Je sens qu'il me pénètre, mais je ne veux pas, non je suis certaine de cela, je ne veux pas, surtout pas comme ça! Je sens la douleur, je sens que mon corps tout entier rejette cette intrusion par derrière, et j'ai mal, que j'ai mal! Je tente de hurler, mais je n'arrive qu'à émettre ce qui ressemble à des borborismes. 

Tout mon corps n'est qu'une plaie, tellement je souffre, puis... C'est le trou noir. Je me réveille, j'ai comme une énorme gueule de bois, je grelotte, je m'aperçois que j'ai du sang entre les jambes à l'arrière, j'ai peur, j'ai froid, je me sens sale, très sale. Je peux aussi renifler l'odeur de son sperme, j'en ai des haut-le-cœur.
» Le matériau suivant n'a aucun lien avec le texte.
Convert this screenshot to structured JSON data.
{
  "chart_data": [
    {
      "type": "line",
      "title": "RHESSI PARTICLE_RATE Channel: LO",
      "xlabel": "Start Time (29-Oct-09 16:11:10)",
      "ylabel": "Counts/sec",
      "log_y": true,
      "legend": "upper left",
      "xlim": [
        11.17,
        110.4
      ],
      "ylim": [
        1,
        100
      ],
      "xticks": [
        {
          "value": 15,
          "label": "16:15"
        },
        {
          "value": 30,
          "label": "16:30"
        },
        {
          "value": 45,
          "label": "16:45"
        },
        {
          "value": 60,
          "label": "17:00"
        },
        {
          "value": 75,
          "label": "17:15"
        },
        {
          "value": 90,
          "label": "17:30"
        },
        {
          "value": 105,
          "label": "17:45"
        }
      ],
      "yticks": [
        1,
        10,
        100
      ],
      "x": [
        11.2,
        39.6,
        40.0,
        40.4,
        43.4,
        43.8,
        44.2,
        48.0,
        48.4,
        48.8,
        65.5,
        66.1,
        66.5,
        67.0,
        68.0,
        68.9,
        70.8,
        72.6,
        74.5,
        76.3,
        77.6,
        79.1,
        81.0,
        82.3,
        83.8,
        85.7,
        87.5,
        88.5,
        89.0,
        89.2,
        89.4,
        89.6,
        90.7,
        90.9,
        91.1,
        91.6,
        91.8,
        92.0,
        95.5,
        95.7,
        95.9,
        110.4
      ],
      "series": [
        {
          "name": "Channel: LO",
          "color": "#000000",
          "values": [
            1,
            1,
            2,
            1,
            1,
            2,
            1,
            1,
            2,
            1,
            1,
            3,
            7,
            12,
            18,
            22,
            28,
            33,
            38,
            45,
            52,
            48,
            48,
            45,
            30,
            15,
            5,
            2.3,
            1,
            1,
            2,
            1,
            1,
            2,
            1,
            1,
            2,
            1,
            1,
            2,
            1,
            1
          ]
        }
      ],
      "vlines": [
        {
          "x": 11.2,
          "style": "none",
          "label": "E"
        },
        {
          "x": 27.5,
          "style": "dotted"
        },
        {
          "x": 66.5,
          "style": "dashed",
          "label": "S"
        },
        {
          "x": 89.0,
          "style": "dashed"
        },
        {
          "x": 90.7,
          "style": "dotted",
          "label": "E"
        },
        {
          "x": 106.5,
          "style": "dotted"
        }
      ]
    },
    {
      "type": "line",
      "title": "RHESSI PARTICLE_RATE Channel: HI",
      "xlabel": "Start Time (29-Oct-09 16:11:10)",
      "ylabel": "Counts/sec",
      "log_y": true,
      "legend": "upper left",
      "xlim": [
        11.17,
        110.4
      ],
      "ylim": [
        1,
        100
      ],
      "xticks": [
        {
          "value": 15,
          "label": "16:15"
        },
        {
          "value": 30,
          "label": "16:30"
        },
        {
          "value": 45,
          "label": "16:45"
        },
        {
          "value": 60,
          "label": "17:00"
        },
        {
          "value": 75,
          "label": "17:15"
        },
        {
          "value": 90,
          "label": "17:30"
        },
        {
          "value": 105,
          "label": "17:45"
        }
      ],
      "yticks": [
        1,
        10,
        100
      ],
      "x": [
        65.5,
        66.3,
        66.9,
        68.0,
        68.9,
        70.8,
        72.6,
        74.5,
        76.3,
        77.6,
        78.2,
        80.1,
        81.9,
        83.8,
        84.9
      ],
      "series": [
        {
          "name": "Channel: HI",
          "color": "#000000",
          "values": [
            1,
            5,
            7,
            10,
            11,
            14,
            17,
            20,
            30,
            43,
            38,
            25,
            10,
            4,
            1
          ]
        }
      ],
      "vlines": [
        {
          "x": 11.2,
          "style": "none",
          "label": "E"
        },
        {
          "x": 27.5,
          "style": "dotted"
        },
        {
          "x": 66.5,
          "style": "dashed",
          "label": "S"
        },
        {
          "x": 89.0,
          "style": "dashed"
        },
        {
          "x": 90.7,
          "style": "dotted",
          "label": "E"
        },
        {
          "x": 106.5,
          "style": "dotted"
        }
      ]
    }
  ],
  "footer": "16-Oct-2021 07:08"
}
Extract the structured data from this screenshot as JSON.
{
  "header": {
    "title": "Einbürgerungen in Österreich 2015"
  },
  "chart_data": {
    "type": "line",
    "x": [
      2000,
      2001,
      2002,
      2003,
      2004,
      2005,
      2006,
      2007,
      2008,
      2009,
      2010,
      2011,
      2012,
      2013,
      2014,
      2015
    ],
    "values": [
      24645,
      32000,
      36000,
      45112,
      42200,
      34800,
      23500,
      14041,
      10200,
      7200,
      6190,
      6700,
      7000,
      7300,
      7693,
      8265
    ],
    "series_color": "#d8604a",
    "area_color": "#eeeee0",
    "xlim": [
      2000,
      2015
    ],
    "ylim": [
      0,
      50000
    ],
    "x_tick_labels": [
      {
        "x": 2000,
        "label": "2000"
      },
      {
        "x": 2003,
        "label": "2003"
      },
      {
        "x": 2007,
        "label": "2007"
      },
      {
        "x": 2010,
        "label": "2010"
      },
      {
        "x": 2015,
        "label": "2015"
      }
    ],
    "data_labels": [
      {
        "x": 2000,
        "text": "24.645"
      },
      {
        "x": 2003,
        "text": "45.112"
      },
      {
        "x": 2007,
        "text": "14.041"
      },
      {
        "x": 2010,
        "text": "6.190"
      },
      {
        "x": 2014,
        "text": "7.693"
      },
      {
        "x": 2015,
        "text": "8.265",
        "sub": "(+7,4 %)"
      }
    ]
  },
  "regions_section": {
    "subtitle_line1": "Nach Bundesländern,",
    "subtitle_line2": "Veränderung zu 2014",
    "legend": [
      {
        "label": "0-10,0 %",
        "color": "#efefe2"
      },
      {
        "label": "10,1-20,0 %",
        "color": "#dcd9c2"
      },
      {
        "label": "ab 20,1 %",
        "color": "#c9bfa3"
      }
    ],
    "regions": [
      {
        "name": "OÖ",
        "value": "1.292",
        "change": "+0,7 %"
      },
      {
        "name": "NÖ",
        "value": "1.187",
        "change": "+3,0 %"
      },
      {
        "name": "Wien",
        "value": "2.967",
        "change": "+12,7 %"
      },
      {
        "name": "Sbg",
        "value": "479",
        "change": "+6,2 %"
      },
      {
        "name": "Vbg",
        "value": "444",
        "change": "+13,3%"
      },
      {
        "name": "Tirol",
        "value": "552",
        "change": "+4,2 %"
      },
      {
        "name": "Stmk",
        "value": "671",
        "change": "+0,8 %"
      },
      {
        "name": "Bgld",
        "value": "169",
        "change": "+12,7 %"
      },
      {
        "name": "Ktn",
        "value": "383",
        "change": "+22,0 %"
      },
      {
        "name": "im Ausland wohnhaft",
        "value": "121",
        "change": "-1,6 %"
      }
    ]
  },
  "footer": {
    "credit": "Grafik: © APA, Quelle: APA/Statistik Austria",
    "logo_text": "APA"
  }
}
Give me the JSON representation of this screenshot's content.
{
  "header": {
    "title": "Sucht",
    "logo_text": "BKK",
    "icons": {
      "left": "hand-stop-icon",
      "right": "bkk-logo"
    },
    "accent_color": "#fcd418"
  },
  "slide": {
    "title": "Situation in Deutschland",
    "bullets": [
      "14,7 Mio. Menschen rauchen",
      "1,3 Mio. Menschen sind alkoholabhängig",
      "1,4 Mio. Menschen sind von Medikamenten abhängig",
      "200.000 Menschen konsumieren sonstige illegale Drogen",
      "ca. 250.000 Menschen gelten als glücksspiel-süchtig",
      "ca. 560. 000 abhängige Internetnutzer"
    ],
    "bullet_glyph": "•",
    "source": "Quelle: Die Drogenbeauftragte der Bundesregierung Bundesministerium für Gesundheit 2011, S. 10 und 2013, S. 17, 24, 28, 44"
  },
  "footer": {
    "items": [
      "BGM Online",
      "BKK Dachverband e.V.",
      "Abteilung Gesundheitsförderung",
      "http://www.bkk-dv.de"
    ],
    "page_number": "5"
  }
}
J'attrape mon portable dans mon sac, et j'appelle la seule personne qui sera apte à me comprendre, Zohra. Elle est escorte, elle a des idées féministes, et elle saura forcément me rassurer. Je l'appelle, je suis en larmes, 4 heures se sont écoulées depuis que j'ai rejoint mon bourreau au restaurant, mais j'ai pourtant perdu toute notion du temps. 

Zohra hurle dans le combiné, non par car elle est en colère après moi, mais elle est effarée par ce qui vient de se produire. Et moi, j'ai honte, j'ai tellement honte! Je lui dis que je veux rentrer chez moi pour me laver, elle m'explique que non, il ne faut pas! Il faut que je me rende à la police, qu'elle va m'envoyer sa cousine qui va me conduire au commissariat en voiture, je serais de toute manière incapable de prendre le volant ou de marcher.

Pourquoi la police? Parce qu'elle sait ce que je tais: ce que je viens de subir porte un nom, c'est un viol! Son adorable cousine et colocataire ne tarde pas à arriver et à m'aider à tenter de me rhabiller. Elle m'aide à marcher tant bien que mal jusqu'à son véhicule. Elle m'amène à l'hôtel de police, où on m'envoie une dame O.P.J afin de prendre ma déposition. Elle est très compréhensive et pleine de compassion, elle me confirme que je me suis faite violer. 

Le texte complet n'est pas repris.